167: Scott Anderson: "What Does Leadership Look Like When Lives Are Actually on the Line?"
In this long-awaited conversation, Erik sits down with Scott Anderson, who has served over 20 years in the military and is now a well-established leader in corporate America. Scott brings a rare blend of crisis-tested leadership and operational discipline into the business world.
👤 About the Guest
Scott Anderson is a seasoned leader with over 20 years of experience across the U.S. Army, United Nations, and federal agencies. He led humanitarian and security operations in Gaza and Afghanistan, managed teams of up to 14,000 people in high-risk environments and oversaw billion-dollar operations under extreme uncertainty Now, he serves as COO of a growing property management company.
🧭 Conversation Highlights
1. Leadership Changes When the Stakes Are Real. When decisions can cost lives, leadership stops being abstract. You don’t get to hide behind theory—you have to own outcomes, fully.
2. Slow Down to Make Better Decisions. In chaos, the instinct is to speed up. Great leaders do the opposite—they slow down just enough to filter signal from noise.
3. Authenticity Beats False Reassurance. You can’t promise safety in a war zone. But you can be honest. Trust is built through truth, not comfort.
4. Resolve Is the Hidden Differentiator. Great leaders aren’t just smart or charismatic—they finish what they start. They commit, decide, and follow through.
5. Preparation Scales with Risk. In high-stakes environments, up to 50% of time is spent preparing. In business? Almost none.
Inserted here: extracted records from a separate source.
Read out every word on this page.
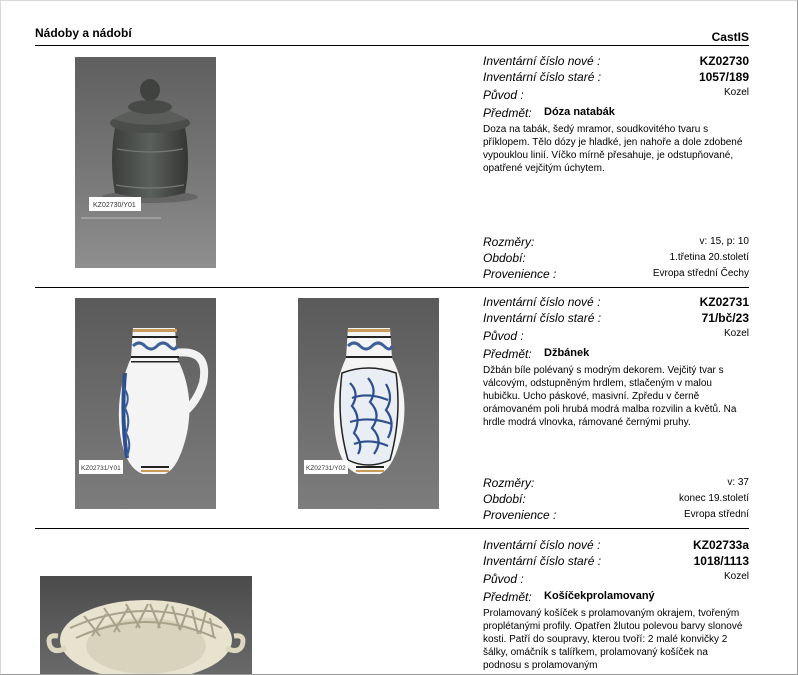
Nádoby a nádobí	CastIS
KZ02730/Y01
Inventární číslo nové :	KZ02730
Inventární číslo staré :	1057/189
Původ :	Kozel
Předmět: Dóza natabák
Doza na tabák, šedý mramor, soudkovitého tvaru s příklopem. Tělo dózy je hladké, jen nahoře a dole zdobené vypouklou linií. Víčko mírně přesahuje, je odstupňované, opatřené vejčitým úchytem.
Rozměry:	v: 15, p: 10
Období:	1.třetina 20.století
Provenience :	Evropa střední Čechy
KZ02731/Y01	KZ02731/Y02
Inventární číslo nové :	KZ02731
Inventární číslo staré :	71/bč/23
Původ :	Kozel
Předmět: Džbánek
Džbán bíle polévaný s modrým dekorem. Vejčitý tvar s válcovým, odstupněným hrdlem, stlačeným v malou hubičku. Ucho páskové, masivní. Zpředu v černě orámovaném poli hrubá modrá malba rozvilin a květů. Na hrdle modrá vlnovka, rámované černými pruhy.
Rozměry:	v: 37
Období:	konec 19.století
Provenience :	Evropa střední
Inventární číslo nové :	KZ02733a
Inventární číslo staré :	1018/1113
Původ :	Kozel
Předmět: Košíčekprolamovaný
Prolamovaný košíček s prolamovaným okrajem, tvořeným proplétanými profily. Opatřen žlutou polevou barvy slonové kosti. Patří do soupravy, kterou tvoří: 2 malé konvičky 2 šálky, omáčník s talířkem, prolamovaný košíček na podnosu s prolamovaným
That gap matters.
💡 Key Takeaways
- Leadership is most visible—and most tested—when outcomes matter most
- Calm is not personality—it’s a trained, practiced skill
- Clarity comes from filtering out irrelevant noise, not gathering more data
- Teams lose confidence fast when leaders hesitate or waffle
- Preparation isn’t optional—it’s the foundation of performance
- You don’t need all the answers—but you do need the right questions
- Culture is built through consistency, not intention
❓ Questions That Mattered
- What actually changes when leadership decisions can cost lives?
- How do you train yourself to stay calm under extreme pressure?
- What separates leaders who follow through from those who don’t?
- How do you prepare for situations you can’t predict?
- What does corporate leadership get wrong about preparation?
- How do you know what you really know vs. what you assume?
- What role does honesty play when certainty isn’t possible?
🗣️ Notable Quotes
“There are a lot of things that aren’t your fault—but are still your responsibility.”
“You can’t lie to people. You can’t tell them they’re safe when they’re not.”
“When the stakes are high, you have to slow things down—not speed them up.”
“Great leaders have resolve. They start something—and they finish it.”
“You don’t think about the Super Bowl. You think about the play.”
“We all think we know—but you have to be open to the idea that you don’t.”